Saibene sieht Arminia gegen Lautern nicht als Favorit

Jeff Saibene trifft in Kaiserslautern auf den Landsmann Jeff Strasser.
Jeff Saibene trifft in Kaiserslautern auf den Landsmann Jeff Strasser.

Bielefeld - Am Sonntag (13.30 Uhr) reist der DSC Arminia Bielefeld zum Tabellenletzten nach Kaiserslautern. Vor der Partie blickte Cheftrainer Jeff Saibene aber auch zurück auf das Unentschieden gegen Braunschweig (TAG24 berichtete).

Youngster Henri Weigelt war in der Innenverteidigung zu seinem erste Startelf-Einsatz gekommen. "Henri hat gezeigt, dass wir auf ihn zählen können. Aber Brian Behrendt und Julian Börner sind jahrelang fester Bestandteil der Mannschaft und werden wohl wieder in den Kader rücken. Da habe ich ein Luxusproblem", sagte der Trainer.

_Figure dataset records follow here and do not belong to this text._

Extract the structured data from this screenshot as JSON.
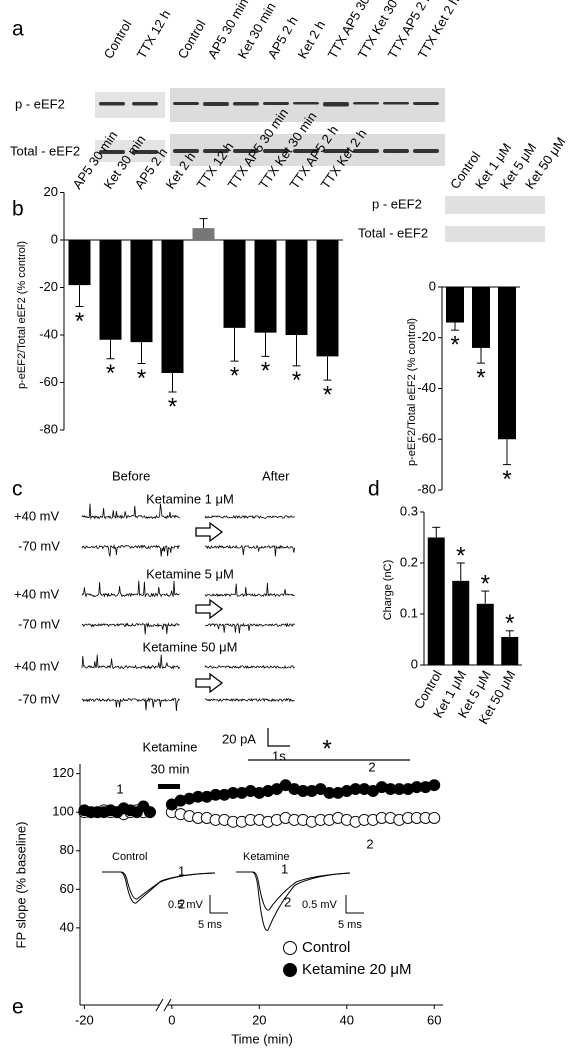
{
  "panel_labels": [
    "a",
    "b",
    "c",
    "d",
    "e"
  ],
  "blot_a": {
    "lanes_left": [
      "Control",
      "TTX 12 h"
    ],
    "lanes_right": [
      "Control",
      "AP5 30 min",
      "Ket 30 min",
      "AP5 2 h",
      "Ket 2 h",
      "TTX AP5 30 min",
      "TTX Ket 30 min",
      "TTX AP5 2 h",
      "TTX Ket 2 h"
    ],
    "rows": [
      "p - eEF2",
      "Total - eEF2"
    ]
  },
  "blot_b": {
    "lanes": [
      "Control",
      "Ket 1 μM",
      "Ket 5 μM",
      "Ket 50 μM"
    ],
    "rows": [
      "p - eEF2",
      "Total - eEF2"
    ]
  },
  "traces_c": {
    "before": "Before",
    "after": "After",
    "conditions": [
      {
        "name": "Ketamine 1 μM",
        "holding": [
          "+40 mV",
          "-70 mV"
        ]
      },
      {
        "name": "Ketamine 5 μM",
        "holding": [
          "+40 mV",
          "-70 mV"
        ]
      },
      {
        "name": "Ketamine 50 μM",
        "holding": [
          "+40 mV",
          "-70 mV"
        ]
      }
    ],
    "scale_current": "20 pA",
    "scale_time": "1s"
  },
  "chart_data": [
    {
      "type": "bar",
      "ylabel": "p-eEF2/Total eEF2 (% control)",
      "categories": [
        "AP5 30 min",
        "Ket 30 min",
        "AP5 2 h",
        "Ket 2 h",
        "TTX 12 h",
        "TTX AP5 30 min",
        "TTX Ket 30 min",
        "TTX AP5 2 h",
        "TTX Ket 2 h"
      ],
      "values": [
        -19,
        -42,
        -43,
        -56,
        5,
        -37,
        -39,
        -40,
        -49
      ],
      "errors": [
        9,
        8,
        9,
        8,
        4,
        14,
        10,
        13,
        10
      ],
      "annotations": [
        "*",
        "*",
        "*",
        "*",
        null,
        "*",
        "*",
        "*",
        "*"
      ],
      "colors": [
        "#000000",
        "#000000",
        "#000000",
        "#000000",
        "#777777",
        "#000000",
        "#000000",
        "#000000",
        "#000000"
      ],
      "ylim": [
        -80,
        20
      ],
      "yticks": [
        20,
        0,
        -20,
        -40,
        -60,
        -80
      ]
    },
    {
      "type": "bar",
      "ylabel": "p-eEF2/Total eEF2 (% control)",
      "values": [
        -14,
        -24,
        -60
      ],
      "errors": [
        3,
        6,
        10
      ],
      "annotations": [
        "*",
        "*",
        "*"
      ],
      "color": "#000000",
      "ylim": [
        -80,
        0
      ],
      "yticks": [
        0,
        -20,
        -40,
        -60,
        -80
      ]
    },
    {
      "type": "bar",
      "ylabel": "Charge (nC)",
      "categories": [
        "Control",
        "Ket 1 μM",
        "Ket 5 μM",
        "Ket 50 μM"
      ],
      "values": [
        0.25,
        0.165,
        0.12,
        0.055
      ],
      "errors": [
        0.02,
        0.035,
        0.025,
        0.012
      ],
      "annotations": [
        null,
        "*",
        "*",
        "*"
      ],
      "color": "#000000",
      "ylim": [
        0,
        0.3
      ],
      "yticks": [
        0,
        0.1,
        0.2,
        0.3
      ]
    },
    {
      "type": "scatter",
      "xlabel": "Time (min)",
      "ylabel": "FP slope (% baseline)",
      "x": [
        -20,
        -18.5,
        -17,
        -15.5,
        -14,
        -12.5,
        -11,
        -9.5,
        -8,
        -6.5,
        -5,
        0,
        2,
        4,
        6,
        8,
        10,
        12,
        14,
        16,
        18,
        20,
        22,
        24,
        26,
        28,
        30,
        32,
        34,
        36,
        38,
        40,
        42,
        44,
        46,
        48,
        50,
        52,
        54,
        56,
        58,
        60
      ],
      "series": [
        {
          "name": "Control",
          "color": "#ffffff",
          "values": [
            100,
            100,
            100,
            101,
            100,
            100,
            99,
            100,
            101,
            100,
            100,
            100,
            99,
            98,
            97,
            97,
            96,
            96,
            95,
            95,
            96,
            96,
            95,
            96,
            97,
            96,
            96,
            95,
            96,
            96,
            97,
            96,
            95,
            96,
            96,
            97,
            97,
            96,
            97,
            97,
            97,
            97
          ]
        },
        {
          "name": "Ketamine 20 μM",
          "color": "#000000",
          "values": [
            101,
            100,
            100,
            100,
            101,
            100,
            102,
            101,
            100,
            103,
            100,
            104,
            106,
            107,
            108,
            108,
            109,
            109,
            110,
            110,
            111,
            110,
            111,
            112,
            114,
            112,
            111,
            111,
            112,
            110,
            110,
            111,
            112,
            112,
            111,
            113,
            112,
            112,
            112,
            113,
            113,
            114
          ]
        }
      ],
      "xlim": [
        -21,
        62
      ],
      "xticks": [
        -20,
        0,
        20,
        40,
        60
      ],
      "ylim": [
        0,
        125
      ],
      "yticks": [
        40,
        60,
        80,
        100,
        120
      ],
      "annotations": {
        "drug": "Ketamine",
        "duration": "30 min",
        "significance": "*",
        "phase_labels": [
          "1",
          "2",
          "2"
        ]
      },
      "insets": [
        {
          "title": "Control",
          "labels": [
            "1",
            "2"
          ],
          "scale_v": "0.5 mV",
          "scale_t": "5 ms"
        },
        {
          "title": "Ketamine",
          "labels": [
            "1",
            "2"
          ],
          "scale_v": "0.5 mV",
          "scale_t": "5 ms"
        }
      ]
    }
  ]
}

Zum späten Ausgleich hatte Leandro Putaro getroffen. Auch er bekam Lob: "Putaro hat in den letzten Wochen einen großen Schritt nach vorne gemacht. Wir haben an ihn geglaubt und er hat sich mit dem Tor zum Glück selbst belohnt."

"Durch den Ausfall von Andraz Sporar und Nils Quaschner kann es gut sein, dass Roberto Massimo als Offensiver wieder im Kader sein wird. Er wird auch mit ins Trainingslager fahren", verriet Saibene außerdem.

Leandro Putaro sorgte in der 90. Minute für den 2:2-Ausgleich.
Leandro Putaro sorgte in der 90. Minute für den 2:2-Ausgleich.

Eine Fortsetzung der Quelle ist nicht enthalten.